I abhor terrorism, organized crime or any other illegal activities but this development clearly presents a much bigger problem than what meets the eye.
This is what is coming home if the current proposed amendments live to see the light of day. This is no hyperbole. It is an incontrovertible fact that the footprints are all over the place already. NGOs such as Refugee Law Project, Walter Reed Project and many others which have failed to even secure registration have fallen victims.
The current NGO regulatory legal instruments primarily include the Non-Governmental Organizations (Amendment) Act 2006 and the NGO Registration Regulations.
In a recent wave of repressive laws born by the regime to curtail constitutionally guarded freedoms, a new bill titled the ‘Non-Governmental Organizations Registration (Amendment) Bill, 2013’ is in the offing.
The proposed amendments negate the letter and spirit of Uganda’s 1995 Constitution and flout major international legal obligations created by domestication of several international human rights instruments namely the Universal Declaration of Human Rights, the UN Covenant on Civil and Political Rights, the African (Banjul) Charter on Human and Peoples’ Rights, the International Covenant on Civil and Political Rights among others.
Specifically, the amendments threaten the freedoms of expression, assembly, and association, and presents far reaching consequences on the right to civic participation.
I concede that it is good practice for government to make laws but such should enable a conducive environment for enjoyment of guaranteed rights and freedoms and not constrict the same spaces by granting overly broad powers to NGO Boards.
The principle of respect of autonomy and independence of civic organizations in pursuit of their declared objectives must be respected at all times.
It is concerning to note that the current bill seeks to grant the NGO Board powers to involuntarily dissolve NGOs on overly broad grounds with no clear appeal process, criminalizes acts or omissions of NGO directors and staff yet shields NGO Board directors and staff from the same, grants NGO board powers to deny registration or revoke permits without detailing objective ground for the same, grants ambiguous disciplinary powers to the board, constricts on NGO activities and purposes, provides no sufficient representation of NGO fraternity on the board, and creates far-reaching restrictions on operations of NGOs even after registration by proposing the “special obligations of organizations” under clause 14 (11E).
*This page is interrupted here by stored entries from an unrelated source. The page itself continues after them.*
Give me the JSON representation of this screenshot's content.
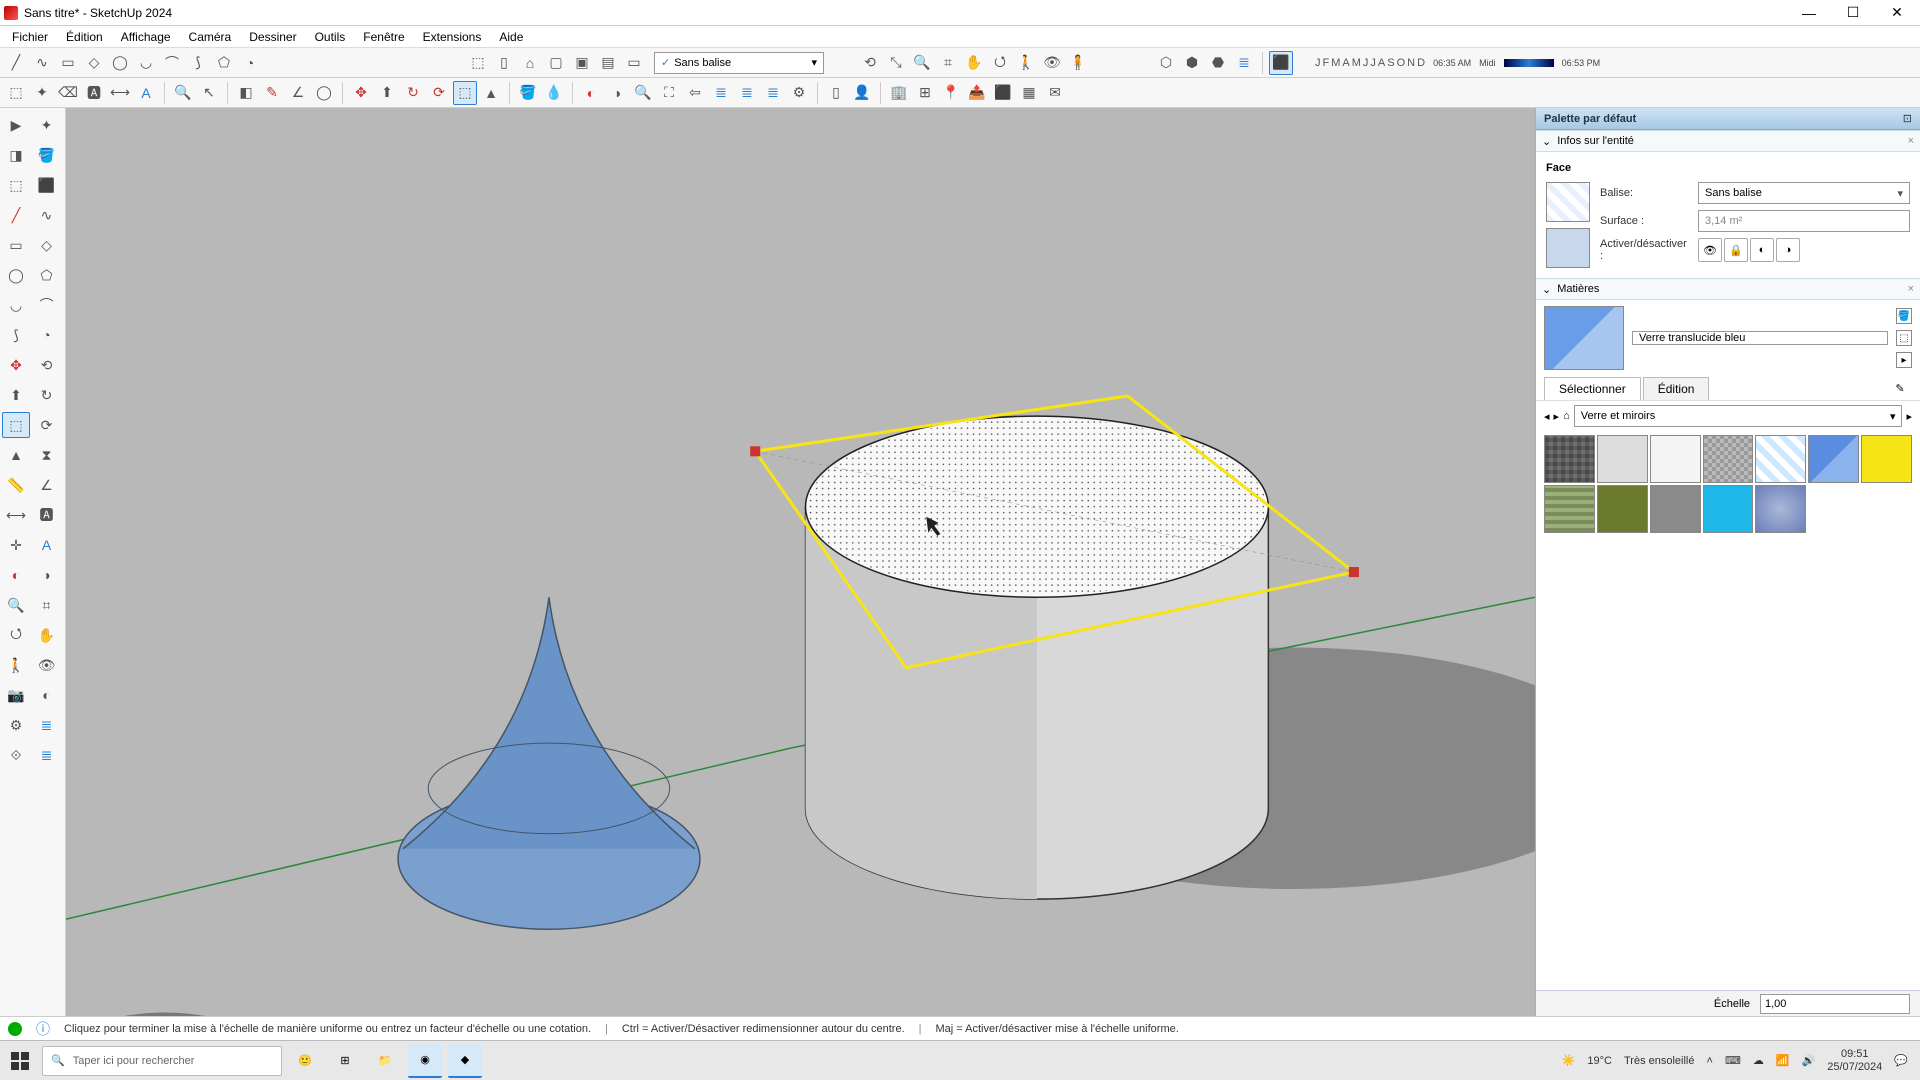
{
  "window": {
    "title": "Sans titre* - SketchUp 2024"
  },
  "menu": [
    "Fichier",
    "Édition",
    "Affichage",
    "Caméra",
    "Dessiner",
    "Outils",
    "Fenêtre",
    "Extensions",
    "Aide"
  ],
  "tag_dropdown": {
    "selected": "Sans balise",
    "check": "✓"
  },
  "shadow_times": {
    "start": "06:35 AM",
    "mid": "Midi",
    "end": "06:53 PM"
  },
  "months": [
    "J",
    "F",
    "M",
    "A",
    "M",
    "J",
    "J",
    "A",
    "S",
    "O",
    "N",
    "D"
  ],
  "right_panel": {
    "title": "Palette par défaut",
    "entity_header": "Infos sur l'entité",
    "entity_type": "Face",
    "labels": {
      "tag": "Balise:",
      "area": "Surface :",
      "toggle": "Activer/désactiver :"
    },
    "tag_value": "Sans balise",
    "area_value": "3,14 m²",
    "materials_header": "Matières",
    "material_name": "Verre translucide bleu",
    "tabs": {
      "select": "Sélectionner",
      "edit": "Édition"
    },
    "library": "Verre et miroirs",
    "swatches": [
      "#888",
      "#ddd",
      "#f4f4f4",
      "#b8b8b8",
      "#cde8ff",
      "#5a8de0",
      "#f7e416",
      "#7a8c5a",
      "#6b7a2e",
      "#8a8a8a",
      "#1fb6e8",
      "#6a7fb8"
    ]
  },
  "scale": {
    "label": "Échelle",
    "value": "1,00"
  },
  "status": {
    "hint": "Cliquez pour terminer la mise à l'échelle de manière uniforme ou entrez un facteur d'échelle ou une cotation.",
    "ctrl": "Ctrl = Activer/Désactiver redimensionner autour du centre.",
    "maj": "Maj = Activer/désactiver mise à l'échelle uniforme."
  },
  "taskbar": {
    "search_placeholder": "Taper ici pour rechercher",
    "weather_temp": "19°C",
    "weather_text": "Très ensoleillé",
    "time": "09:51",
    "date": "25/07/2024"
  }
}
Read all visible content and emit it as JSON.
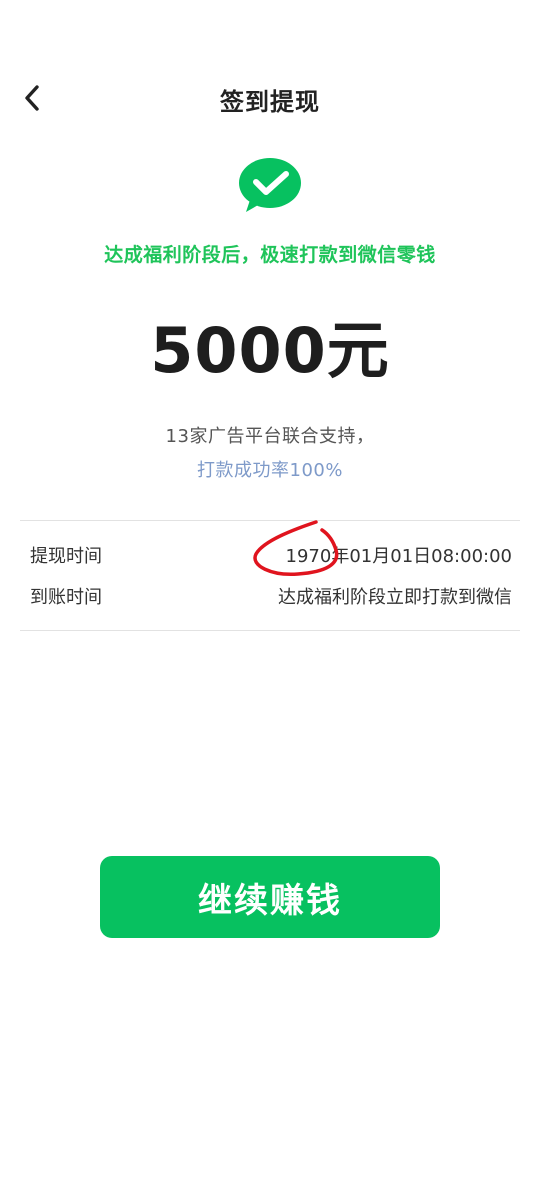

It is a sticky environment that civil society comes up against.
On one hand, regimes continue to look to tighten their grip on power for regime perpetuity and hence look to muzzle any dissenting voice of concern. On the other hand, which applies probably more for Kenya’s situation is a regime that is melting down at the hands of terrorists. One of the top agenda’s of terrorists is to use their attacks to cause a new world order. Attack and murder people until the ‘democratic’ governments give up their ‘free world’ ideals of freedoms in exchange for peace and stability. This we must detest in the strongest terms possible and demand that humans enjoy their freedoms at all times.
This bill must be challenged to the level of it’s inconsistency with constitutionally guaranteed freedoms.
Today, it is trendy to challenge the status of a right when you want to contest the ensuing freedom but that is naïve and pedestrian. We need to always remain true to our aspirations and bridge any chasm that threatens individual freedoms. That perhaps, is the best thing we can ever do to humanity.